Es war Anfang 1961, als Dwight D. Eisenhower angeblich der erste hochrangige Politiker war, der öffentlich vor diesen verfassungswidrigen Einflüssen warnte und dabei insbesondere den sogenannten MIC ins Visier nahm, den militärisch-industriellen Komplex aus führenden Persönlichkeiten in Militär, Rüstungsindustrie und Politik. Aber seit Jahrhunderten ist auch das Finanzestablishment in jede größere militärische Aktivität verwickelt. Vor allem in Großbritannien finanzierten Privatbanken regelmäßig die Kriege, die vom Adel geführt wurden.
Tatsächlich war es nicht Eisenhower, der als erster vor dem undemokratischen Einfluss dieser Kräfte warnte, sondern der US-Gründervater Thomas Jefferson, der erklärte:
„Ich glaube, dass Bankinstitute für unsere Freiheiten gefährlicher sind als stehende Armeen.“
Unsere westliche Zivilisation wäre nicht in den gegenwärtigen katastrophalen Zustand geraten, wenn die wohlüberlegten Warnungen Jeffersons und anderer Liberaler seiner Zeit noch immer Teil des politischen Bewusstseins der Bürger wären.
Kuba bietet ein weiteres Beispiel für den historischen Paradigmenwechsel, der von polarisierenden, narzisstischen Militaristen ohne jede harmonische und faire Vision vollzogen wurde. Wie auf den Philippinen fand das militärische Engagement der USA im Kontext politischer Strömungen unter den Einheimischen statt, sich von Spanien zu befreien. Und ebenso führte diese Befreiung weder zu einer unabhängigen freien Demokratie noch zu einem mit Begeisterung beitretenden neuen US-Staat – obwohl solche Ambitionen existierten und nur hätten unterstützt werden müssen.

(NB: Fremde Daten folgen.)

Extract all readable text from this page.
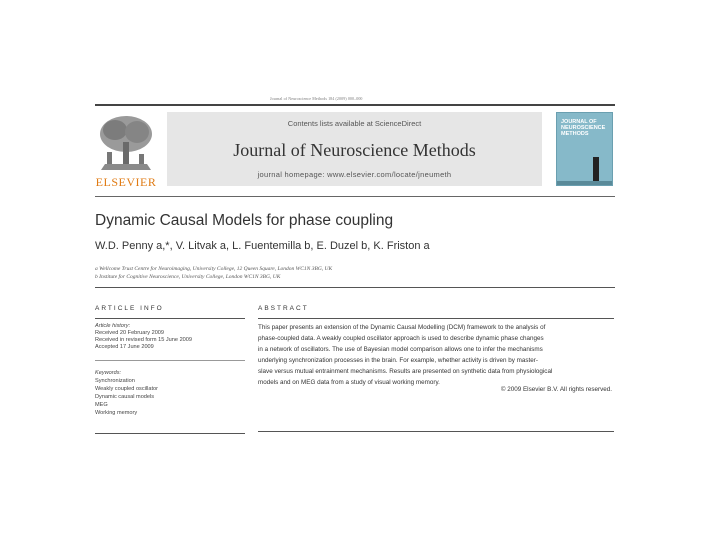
Journal of Neuroscience Methods 184 (2009) 000–000
ELSEVIER
Contents lists available at ScienceDirect
Journal of Neuroscience Methods
journal homepage: www.elsevier.com/locate/jneumeth
JOURNAL OF NEUROSCIENCE METHODS
Dynamic Causal Models for phase coupling
W.D. Penny a,*, V. Litvak a, L. Fuentemilla b, E. Duzel b, K. Friston a
a Wellcome Trust Centre for Neuroimaging, University College, 12 Queen Square, London WC1N 3BG, UK
b Institute for Cognitive Neuroscience, University College, London WC1N 3BG, UK
ARTICLE INFO
Article history:
Received 20 February 2009
Received in revised form 15 June 2009
Accepted 17 June 2009
Keywords:
Synchronization
Weakly coupled oscillator
Dynamic causal models
MEG
Working memory
ABSTRACT
This paper presents an extension of the Dynamic Causal Modelling (DCM) framework to the analysis of
phase-coupled data. A weakly coupled oscillator approach is used to describe dynamic phase changes
in a network of oscillators. The use of Bayesian model comparison allows one to infer the mechanisms
underlying synchronization processes in the brain. For example, whether activity is driven by master-
slave versus mutual entrainment mechanisms. Results are presented on synthetic data from physiological
models and on MEG data from a study of visual working memory.
© 2009 Elsevier B.V. All rights reserved.
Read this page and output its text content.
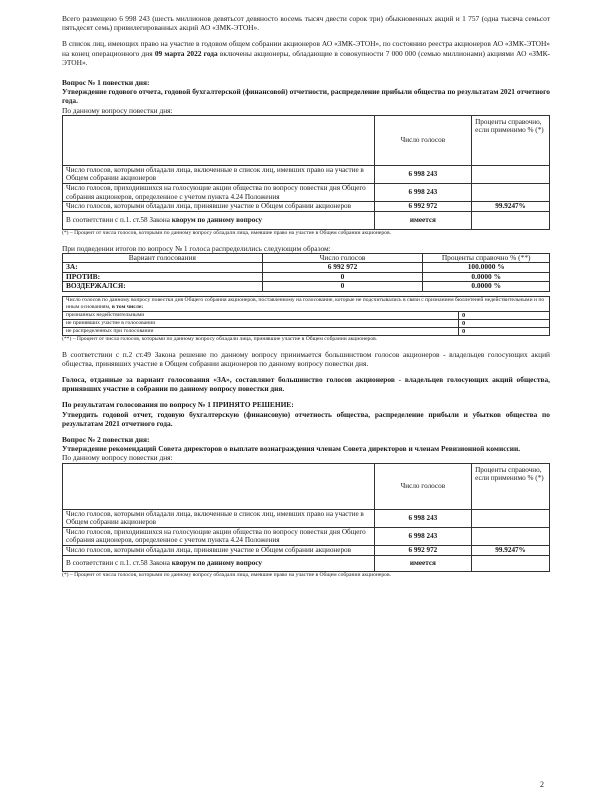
Всего размещено 6 998 243 (шесть миллионов девятьсот девяносто восемь тысяч двести сорок три) обыкновенных акций и 1 757 (одна тысяча семьсот пятьдесят семь) привилегированных акций АО «ЗМК-ЭТОН».

В список лиц, имеющих право на участие в годовом общем собрании акционеров АО «ЗМК-ЭТОН», по состоянию реестра акционеров АО «ЗМК-ЭТОН» на конец операционного дня 09 марта 2022 года включены акционеры, обладающие в совокупности 7 000 000 (семью миллионами) акциями АО «ЗМК-ЭТОН».

Вопрос № 1 повестки дня:

Утверждение годового отчета, годовой бухгалтерской (финансовой) отчетности, распределение прибыли общества по результатам 2021 отчетного года.

По данному вопросу повестки дня:

	Число голосов	Проценты справочно, если применимо % (*)
Число голосов, которыми обладали лица, включенные в список лиц, имевших право на участие в Общем собрании акционеров	6 998 243	
Число голосов, приходившихся на голосующие акции общества по вопросу повестки дня Общего собрания акционеров, определенное с учетом пункта 4.24 Положения	6 998 243	
Число голосов, которыми обладали лица, принявшие участие в Общем собрании акционеров	6 992 972	99.9247%
В соответствии с п.1. ст.58 Закона кворум по данному вопросу	имеется	

(*) – Процент от числа голосов, которыми по данному вопросу обладали лица, имевшие право на участие в Общем собрании акционеров.

При подведении итогов по вопросу № 1 голоса распределились следующим образом:

Вариант голосования	Число голосов	Проценты справочно % (**)
ЗА:	6 992 972	100.0000 %
ПРОТИВ:	0	0.0000 %
ВОЗДЕРЖАЛСЯ:	0	0.0000 %
Число голосов по данному вопросу повестки дня Общего собрания акционеров, поставленному на голосование, которые не подсчитывались в связи с признанием бюллетеней недействительными и по иным основаниям, в том числе:	
признанных недействительными	0
не принявших участие в голосовании	0
не распределенных при голосовании	0

(**) – Процент от числа голосов, которыми по данному вопросу обладали лица, принявшие участие в Общем собрании акционеров.

В соответствии с п.2 ст.49 Закона решение по данному вопросу принимается большинством голосов акционеров - владельцев голосующих акций общества, принявших участие в Общем собрании акционеров по данному вопросу повестки дня.

Голоса, отданные за вариант голосования «ЗА», составляют большинство голосов акционеров - владельцев голосующих акций общества, принявших участие в собрании по данному вопросу повестки дня.

По результатам голосования по вопросу № 1 ПРИНЯТО РЕШЕНИЕ:

Утвердить годовой отчет, годовую бухгалтерскую (финансовую) отчетность общества, распределение прибыли и убытков общества по результатам 2021 отчетного года.

Вопрос № 2 повестки дня:

Утверждение рекомендаций Совета директоров о выплате вознаграждения членам Совета директоров и членам Ревизионной комиссии.

По данному вопросу повестки дня:

	Число голосов	Проценты справочно, если применимо % (*)
Число голосов, которыми обладали лица, включенные в список лиц, имевших право на участие в Общем собрании акционеров	6 998 243	
Число голосов, приходившихся на голосующие акции общества по вопросу повестки дня Общего собрания акционеров, определенное с учетом пункта 4.24 Положения	6 998 243	
Число голосов, которыми обладали лица, принявшие участие в Общем собрании акционеров	6 992 972	99.9247%
В соответствии с п.1. ст.58 Закона кворум по данному вопросу	имеется	

(*) – Процент от числа голосов, которыми по данному вопросу обладали лица, имевшие право на участие в Общем собрании акционеров.

2
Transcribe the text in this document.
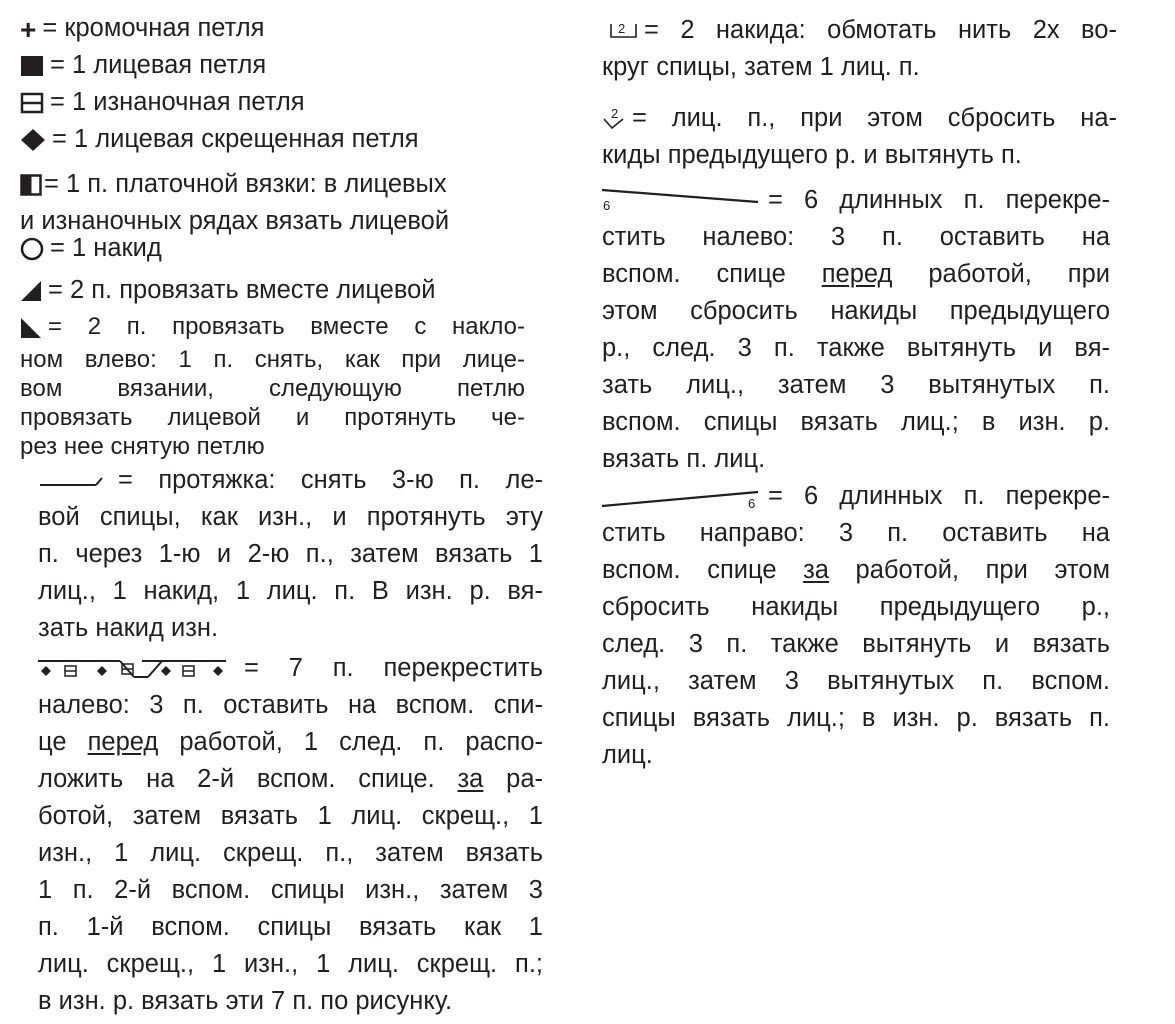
+ = кромочная петля
= 1 лицевая петля
= 1 изнаночная петля
= 1 лицевая скрещенная петля
= 1 п. платочной вязки: в лицевых
и изнаночных рядах вязать лицевой
= 1 накид
= 2 п. провязать вместе лицевой
= 2 п. провязать вместе с накло-
ном влево: 1 п. снять, как при лице-
вом вязании, следующую петлю
провязать лицевой и протянуть че-
рез нее снятую петлю
= протяжка: снять 3-ю п. ле-
вой спицы, как изн., и протянуть эту
п. через 1-ю и 2-ю п., затем вязать 1
лиц., 1 накид, 1 лиц. п. В изн. р. вя-
зать накид изн.
= 7 п. перекрестить
налево: 3 п. оставить на вспом. спи-
це перед работой, 1 след. п. распо-
ложить на 2-й вспом. спице. за ра-
ботой, затем вязать 1 лиц. скрещ., 1
изн., 1 лиц. скрещ. п., затем вязать
1 п. 2-й вспом. спицы изн., затем 3
п. 1-й вспом. спицы вязать как 1
лиц. скрещ., 1 изн., 1 лиц. скрещ. п.;
в изн. р. вязать эти 7 п. по рисунку.
2 = 2 накида: обмотать нить 2х во-
круг спицы, затем 1 лиц. п.
2 = лиц. п., при этом сбросить на-
киды предыдущего р. и вытянуть п.
6	= 6 длинных п. перекре-
стить налево: 3 п. оставить на
вспом. спице перед работой, при
этом сбросить накиды предыдущего
р., след. 3 п. также вытянуть и вя-
зать лиц., затем 3 вытянутых п.
вспом. спицы вязать лиц.; в изн. р.
вязать п. лиц.
6 = 6 длинных п. перекре-
стить направо: 3 п. оставить на
вспом. спице за работой, при этом
сбросить накиды предыдущего р.,
след. 3 п. также вытянуть и вязать
лиц., затем 3 вытянутых п. вспом.
спицы вязать лиц.; в изн. р. вязать п.
лиц.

Als Kuba 1902 schließlich in eine eingeschränkte Unabhängigkeit entlassen wurde, waren die Einwohner unzureichend auf Freiheit, Demokratie und Rechtsstaatlichkeit vorbereitet. Fidel Castro gelang es, die instabile Situation für eine kommunistische Machtübernahme zu nutzen. Das US-Militär, das in allen Teilen der Welt gegen tatsächliche und angebliche Kommunisten gekämpft hat, versäumte dies vor seiner Haustür in Kuba und ließ Castro unangefochten gwähren. (Die von der CIA geplante „Invasion in der Schweinebucht“ von 1961 mit weniger als 1.500 Mann kann als schlechter Scherz und gefakte militärische Intervention betrachtet werden. Tatsächlich wären etwa einhundertmal mehr Truppen nötig gewesen, um einen raschen Erfolg zu gewährleisten.)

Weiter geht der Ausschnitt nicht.